Track Review: Madonna – “Give Me All Your Luvin'” (feat. M.I.A. and Nicki Minaj)

[Live Nation / Interscope; 2012]

“L-U-V Madonna, Y-O-U, you wanna?” So begins the first single from Madge’s forthcoming studio album MDNA . It’s phrased like a question but it comes across as more of a demand — or at least a request. The subtext of the intro seems to be: “Remember Madonna? Remember how she’s a BIG DEAL? You wanna hear her newest music!”

Then the song proper starts. A low, rumbling guitar line and peppy drumbeat recall Madonna’s earlier shagadelic sixties throwbacks like “Beautiful Stranger” and “Amazing.” The chorus finds her reminding her suitors that “I’m a different kind of girl” and that “every record sounds the same.” I can only assume that the irony of these declarations is lost on the pop superstar; though still certainly gorgeous, it seems either disingenuous or simply lazy for her to refer to herself as a “girl,” and it seems even more disingenuous to lament that “every record sounds the same” when this very record is so reminiscent of work she put out over a decade ago.

She then makes a request: “Let’s forget about time, and dance our lives away.” Time has become a recent obsession for Madonna. On “Celebration,” the single from her 2009 greatest-hits compilation of the same name, she chides a romantic partner for “hesitation.” On 2005’s (excellent) “Hung Up,” she announces that there’s “no time to hesitate.” And 2008’s Hard Candy is littered with references to running out of time, not hesitating, and having “only four minutes to save the world.” So to hear her again reference the intimidating inevitability of time on her newest record is not unexpected but perhaps a bit disappointing. I mean, really. Again?

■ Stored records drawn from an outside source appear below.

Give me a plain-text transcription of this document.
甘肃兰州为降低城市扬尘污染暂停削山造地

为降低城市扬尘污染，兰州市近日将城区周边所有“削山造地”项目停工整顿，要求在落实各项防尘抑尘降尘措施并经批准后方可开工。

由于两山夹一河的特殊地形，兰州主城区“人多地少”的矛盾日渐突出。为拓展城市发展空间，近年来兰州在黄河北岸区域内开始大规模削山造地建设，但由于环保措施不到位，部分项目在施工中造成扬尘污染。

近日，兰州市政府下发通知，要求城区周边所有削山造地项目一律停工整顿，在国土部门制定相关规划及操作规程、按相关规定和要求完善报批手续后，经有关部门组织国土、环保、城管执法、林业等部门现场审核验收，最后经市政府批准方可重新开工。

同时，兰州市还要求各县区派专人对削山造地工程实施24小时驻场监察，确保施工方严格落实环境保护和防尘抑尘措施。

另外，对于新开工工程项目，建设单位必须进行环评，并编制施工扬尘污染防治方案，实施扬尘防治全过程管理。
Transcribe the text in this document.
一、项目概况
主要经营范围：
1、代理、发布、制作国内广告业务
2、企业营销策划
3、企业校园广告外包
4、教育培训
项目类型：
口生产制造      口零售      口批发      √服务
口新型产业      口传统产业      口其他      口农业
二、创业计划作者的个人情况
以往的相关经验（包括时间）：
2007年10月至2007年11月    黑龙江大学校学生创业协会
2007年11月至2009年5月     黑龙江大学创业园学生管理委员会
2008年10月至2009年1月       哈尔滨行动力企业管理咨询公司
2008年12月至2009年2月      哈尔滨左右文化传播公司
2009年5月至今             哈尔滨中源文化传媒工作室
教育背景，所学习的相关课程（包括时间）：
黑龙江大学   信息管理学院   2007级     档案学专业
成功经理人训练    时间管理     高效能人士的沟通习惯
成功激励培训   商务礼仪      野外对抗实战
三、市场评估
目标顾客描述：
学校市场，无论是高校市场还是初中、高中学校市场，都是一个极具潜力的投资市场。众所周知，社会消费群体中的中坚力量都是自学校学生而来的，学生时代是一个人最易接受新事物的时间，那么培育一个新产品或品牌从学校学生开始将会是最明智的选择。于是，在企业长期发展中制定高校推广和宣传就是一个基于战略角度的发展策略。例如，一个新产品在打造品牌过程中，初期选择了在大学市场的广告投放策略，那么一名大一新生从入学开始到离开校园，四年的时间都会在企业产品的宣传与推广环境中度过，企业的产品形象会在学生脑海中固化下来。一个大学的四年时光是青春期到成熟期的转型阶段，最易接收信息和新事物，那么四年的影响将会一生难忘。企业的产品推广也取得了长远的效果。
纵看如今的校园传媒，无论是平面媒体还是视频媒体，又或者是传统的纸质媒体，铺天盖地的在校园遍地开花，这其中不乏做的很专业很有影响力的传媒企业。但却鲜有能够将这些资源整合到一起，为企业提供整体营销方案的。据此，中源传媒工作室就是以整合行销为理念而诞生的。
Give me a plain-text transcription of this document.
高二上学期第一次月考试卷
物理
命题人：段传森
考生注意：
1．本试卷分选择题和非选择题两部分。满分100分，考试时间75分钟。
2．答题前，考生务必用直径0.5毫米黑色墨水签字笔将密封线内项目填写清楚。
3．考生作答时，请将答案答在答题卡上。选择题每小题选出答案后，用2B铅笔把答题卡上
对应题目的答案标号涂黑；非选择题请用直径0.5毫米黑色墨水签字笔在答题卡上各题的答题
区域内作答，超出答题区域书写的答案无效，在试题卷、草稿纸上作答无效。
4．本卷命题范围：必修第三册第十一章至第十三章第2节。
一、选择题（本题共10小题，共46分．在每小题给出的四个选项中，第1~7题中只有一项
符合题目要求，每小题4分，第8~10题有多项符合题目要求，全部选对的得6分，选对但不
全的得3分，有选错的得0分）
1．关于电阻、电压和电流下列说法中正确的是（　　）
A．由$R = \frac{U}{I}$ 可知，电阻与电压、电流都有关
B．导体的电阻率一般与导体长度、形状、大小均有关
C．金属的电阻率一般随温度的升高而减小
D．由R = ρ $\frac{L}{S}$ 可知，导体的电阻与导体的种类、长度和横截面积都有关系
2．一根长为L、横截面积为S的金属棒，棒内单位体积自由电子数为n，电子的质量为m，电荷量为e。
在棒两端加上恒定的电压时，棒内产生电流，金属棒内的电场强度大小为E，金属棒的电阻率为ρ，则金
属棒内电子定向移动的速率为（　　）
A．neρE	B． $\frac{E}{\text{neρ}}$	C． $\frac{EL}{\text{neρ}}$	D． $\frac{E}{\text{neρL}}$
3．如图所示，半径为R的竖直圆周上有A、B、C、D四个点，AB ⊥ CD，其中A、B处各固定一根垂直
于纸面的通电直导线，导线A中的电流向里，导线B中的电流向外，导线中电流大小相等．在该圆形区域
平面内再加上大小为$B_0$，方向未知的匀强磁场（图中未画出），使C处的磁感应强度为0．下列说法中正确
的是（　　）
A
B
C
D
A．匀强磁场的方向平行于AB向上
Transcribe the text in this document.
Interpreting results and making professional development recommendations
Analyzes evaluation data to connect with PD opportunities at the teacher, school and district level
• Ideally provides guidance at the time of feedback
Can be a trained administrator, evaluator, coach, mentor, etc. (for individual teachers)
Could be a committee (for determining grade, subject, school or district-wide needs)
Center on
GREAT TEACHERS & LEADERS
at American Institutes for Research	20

Anyway. The biggest difference between the officially released single version of “Give Me All Your Luvin'” and the leak from a few weeks ago is that we finally get to hear Nicki Minaj and M.I.A.’s contributions. Spoiler alert: they’re brief. Minaj spits out her rhymes as though it were a speed-speaking contest. “I’m a barbarian / I’m Conan! You were sleeping on me? You were dozin’!” Her verse lasts for 12 seconds.

But at least Minaj’s lyrics are amusing. M.I.A., on the other hand, adds absolutely nothing of substance to this track, cementing my suspicion that she was added to the record as more of a PR move than a genuine aesthetic decision. She’s in, she’s out, and then Madonna returns to repeat the chorus one last time before the track abruptly ends. The one upside to the limited participation of Madge’s collaborators here is that this actually sounds like a Madonna track. “4 Minutes,” on the other hand, might as well have been a Justin Timberlake song distantly featuring a female singer who can comfortably hit notes in a lower reigster. This time she’s at the forefront of her own single, which is a good thing for sure, but the single itself is catchy yet ultimately underwhelming.

On “She’s Not Me,” the best (or at least most original) cut from Hard Candy, Madonna assured us, “I know I can do it better.” “Give Me All Your Luvin’,” however, is not “better.” It’s cutesy and fine and might be fun to sing along to on the radio. But it fails to take advantage of her self-professed “lookout for the maddest, sickest, most badass people to collaborate with.” Let’s hope the rest of MDNA offers more surprises than this bouncy-yet-tepid first taste.